A court will on Tuesday begin examining who are the rightful owners — Bauer’s descendants or an American couple who say they had no idea as to its wartime fate when they bought it at auction in 1995.
Bauer, a self-made businessman, was among the thousands of French Jews who were rounded up for deportation in 1944. He narrowly escaped being sent to the Nazi death camps due to a train drivers’ strike.
“La Cueillette des Pois” was one of 93 works that were confiscated from him before he was sent to the Drancy internment camp near Paris and sold on by an art dealer.
On his release in 1944, he immediately began looking for his paintings but had only managed to recover a fraction of the works by his death in 1947.
His family then took up the hunt, but lost all trace of the Pissarro for half a century before it turned up at the Marmottan, on loan from its current owners for a major retrospective of the artist’s work.
Bauer’s grandson Jean-Jacques Bauer, 87, immediately filed a legal claim to prevent the painting leaving France while beginning a process to try wrest it back from Bruce Toll and his wife Robbi.
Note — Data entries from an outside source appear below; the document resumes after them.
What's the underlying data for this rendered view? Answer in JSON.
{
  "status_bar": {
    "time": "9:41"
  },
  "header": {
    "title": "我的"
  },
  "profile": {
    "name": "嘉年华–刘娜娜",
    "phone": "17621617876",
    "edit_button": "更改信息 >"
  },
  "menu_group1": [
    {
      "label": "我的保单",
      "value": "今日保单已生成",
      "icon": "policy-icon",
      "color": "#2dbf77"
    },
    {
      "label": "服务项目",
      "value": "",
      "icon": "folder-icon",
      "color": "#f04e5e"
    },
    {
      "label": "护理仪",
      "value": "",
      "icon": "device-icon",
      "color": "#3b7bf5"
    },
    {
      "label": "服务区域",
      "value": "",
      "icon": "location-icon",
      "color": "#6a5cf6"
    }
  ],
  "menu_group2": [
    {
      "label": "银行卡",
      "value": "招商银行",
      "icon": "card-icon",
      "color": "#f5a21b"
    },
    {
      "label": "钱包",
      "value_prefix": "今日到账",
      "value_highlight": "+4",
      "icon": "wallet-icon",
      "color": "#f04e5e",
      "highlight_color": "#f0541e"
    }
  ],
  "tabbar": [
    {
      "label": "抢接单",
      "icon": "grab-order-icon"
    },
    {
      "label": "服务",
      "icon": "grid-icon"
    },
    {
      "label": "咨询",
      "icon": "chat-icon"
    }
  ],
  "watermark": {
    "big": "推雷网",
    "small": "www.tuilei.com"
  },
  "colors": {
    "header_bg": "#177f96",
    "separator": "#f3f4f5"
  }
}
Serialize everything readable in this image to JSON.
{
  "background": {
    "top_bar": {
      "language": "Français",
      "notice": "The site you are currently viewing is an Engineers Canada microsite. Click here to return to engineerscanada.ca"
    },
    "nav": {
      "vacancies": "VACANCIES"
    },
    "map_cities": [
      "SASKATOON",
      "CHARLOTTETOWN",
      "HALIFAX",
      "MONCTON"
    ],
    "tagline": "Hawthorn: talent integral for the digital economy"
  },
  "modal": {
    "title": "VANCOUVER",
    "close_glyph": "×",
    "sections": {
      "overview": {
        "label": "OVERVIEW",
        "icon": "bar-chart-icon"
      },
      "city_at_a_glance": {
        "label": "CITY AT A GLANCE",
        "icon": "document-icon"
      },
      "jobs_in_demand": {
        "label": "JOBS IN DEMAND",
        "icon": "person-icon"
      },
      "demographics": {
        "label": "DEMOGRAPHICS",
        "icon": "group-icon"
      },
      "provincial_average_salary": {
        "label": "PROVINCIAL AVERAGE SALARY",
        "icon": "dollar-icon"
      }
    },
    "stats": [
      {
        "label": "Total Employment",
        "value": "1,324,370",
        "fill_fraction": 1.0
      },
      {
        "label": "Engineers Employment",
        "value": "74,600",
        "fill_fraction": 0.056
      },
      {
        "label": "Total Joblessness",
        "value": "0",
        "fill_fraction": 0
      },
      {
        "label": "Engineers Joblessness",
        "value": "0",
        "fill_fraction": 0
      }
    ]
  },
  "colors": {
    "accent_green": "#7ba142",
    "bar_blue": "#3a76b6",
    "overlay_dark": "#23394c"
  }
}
In May, a court granted his request to have it impounded in France pending a ruling on its on ownership.
The Tolls, patrons of Washington and Tel Aviv Holocaust museums who bought the work at Christie’s auction house in New York, say they did so in good faith, unaware it was wartime loot.
“It is not Mr Toll, who bought this painting at public auction in 1995, who should pay for the crimes of Vichy,” the couple’s lawyer Ron Soffer told AFP, referring to France’s puppet regime under the Nazis.
Bauer’s descendants will attempt to show that legal precedence is on their side.
They have noted that since 1945 French courts have routinely annulled the sales of other works that were part of Bauer’s collection and ordered they be returned to his family.
They are pinning their hopes on the application of an April 1945 law which renders void transactions of looted works.
The Tolls will attempt to show that the 1945 law does not apply in this case and contest the competence of the court to decide the matter.
If the court does not have jurisdiction in the affair it will have to “free the painting,” Soffer said.
He added that the outcome would potentially be of “great importance” in the art world as it highlighted “a risk of legal insecurity regarding works which are lent to exhibitions in France.”
The Bauers’ lawyer Cedric Fischer would not comment on the case ahead of the hearing.